List of small tasks to start with:
- Make dirty rows table infinitely scrollable (right now it just shows the top 10 rows, but want it to scroll to show the next 10 top rows and so on)
- There's a large gap between the top of the dirty rows table and the bottom of the matrix. It shows up on my laptop, but goes away when projecting on a screen. I wanted to get around to finding a consistent spacing for these containers. The styling for the dirty rows table is in styles.css (#dirty-rows-container)
- Add the error type to the tooltip on hover. If there is no error type, don't say anything, or say "Clean"/"No errors." Right now, tooltips just show the column names and count.
- When switching between the 3 different chart types on a cell, the axis labels are redrawn every time, so the labels get darker and darker each time you switch the chart type. This should be a simple fix to remove any additions of labels to the plot when switching between chart views.
Below are some To Dos as discussed with the Professors as well as things I think will make Buckaroo better:
- The tool currently bins numerical values, however, it does not bin string values. Thus, any strings like dates, unique IDs etc. will all receive their own tick mark on the axis, resulting in a crowded and often unreadable plot. Future work on this project should handle dates in a more sophisticated way, such as binning by month or year. We discussed even binning all clean data into one bin and then leaving any data with errors unbinned so it can easily be spotted. Could also select a subset of the clean data to show and then keep all the dirty data to repair. Could also bin by error type.

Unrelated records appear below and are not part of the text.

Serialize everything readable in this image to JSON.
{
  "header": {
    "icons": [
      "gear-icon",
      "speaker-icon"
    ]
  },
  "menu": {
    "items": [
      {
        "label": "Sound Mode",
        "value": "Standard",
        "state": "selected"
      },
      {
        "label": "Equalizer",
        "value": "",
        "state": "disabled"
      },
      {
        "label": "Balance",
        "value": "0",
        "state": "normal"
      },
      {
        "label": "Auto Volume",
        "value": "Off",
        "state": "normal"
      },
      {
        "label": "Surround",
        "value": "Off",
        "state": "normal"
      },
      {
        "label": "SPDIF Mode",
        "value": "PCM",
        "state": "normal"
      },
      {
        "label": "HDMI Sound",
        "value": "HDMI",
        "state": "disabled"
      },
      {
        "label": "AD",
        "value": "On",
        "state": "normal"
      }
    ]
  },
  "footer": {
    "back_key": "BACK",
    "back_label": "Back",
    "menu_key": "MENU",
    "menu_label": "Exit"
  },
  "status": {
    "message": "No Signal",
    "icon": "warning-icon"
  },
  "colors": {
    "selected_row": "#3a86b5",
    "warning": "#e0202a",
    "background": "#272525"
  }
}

- Selection of points on the scatterplot is not fully implemented. Future work should attach brushing to the scatterplots to allow users to select a region of points to wrangle. There is already a handleBrush method in the controller to build off of.
- Make dirty row table headers clickable to sort by. So if a user clicks on "Age" for example, the table will show the top 10 rows with an error in the Age column.
- Python script is currently hard-coded to convert Javascript/Arquero data transformations into Python. Need to make this dynamic so it can include Python logic when new wranglers are added.
- Eventually, we want to move the visualization logic into modules, just like the detectors and wranglers. This way the user can utilize visualizations that best work with their dataset.
Sometimes I would get errors that would popup inconsistently and don't exist in the code. Whenever this happens, I would just do a hard refresh (cdm-shift-R on Mac) and the error would resolve. I'm sure if you look into it more, there is a more permanent fix, but I would just always do a hard refresh and it would resolve. If the plotting matrix isn't showing up, open the console in dev tools and see if there's an error. Almost always, this is resolved by a hard refresh. Some examples of these random errors are:
- net::ERR_CONTENT_LENGTH_MISMATCH 200 (OK)
- Unexpected end of input (I'm not sure why this pops up because I would check and could never find missing curly braces, parantheses, etc.)
- Invalid or unexpected token
You can also try clearing the cache in your browser and this seemed to keep the errors away for longer.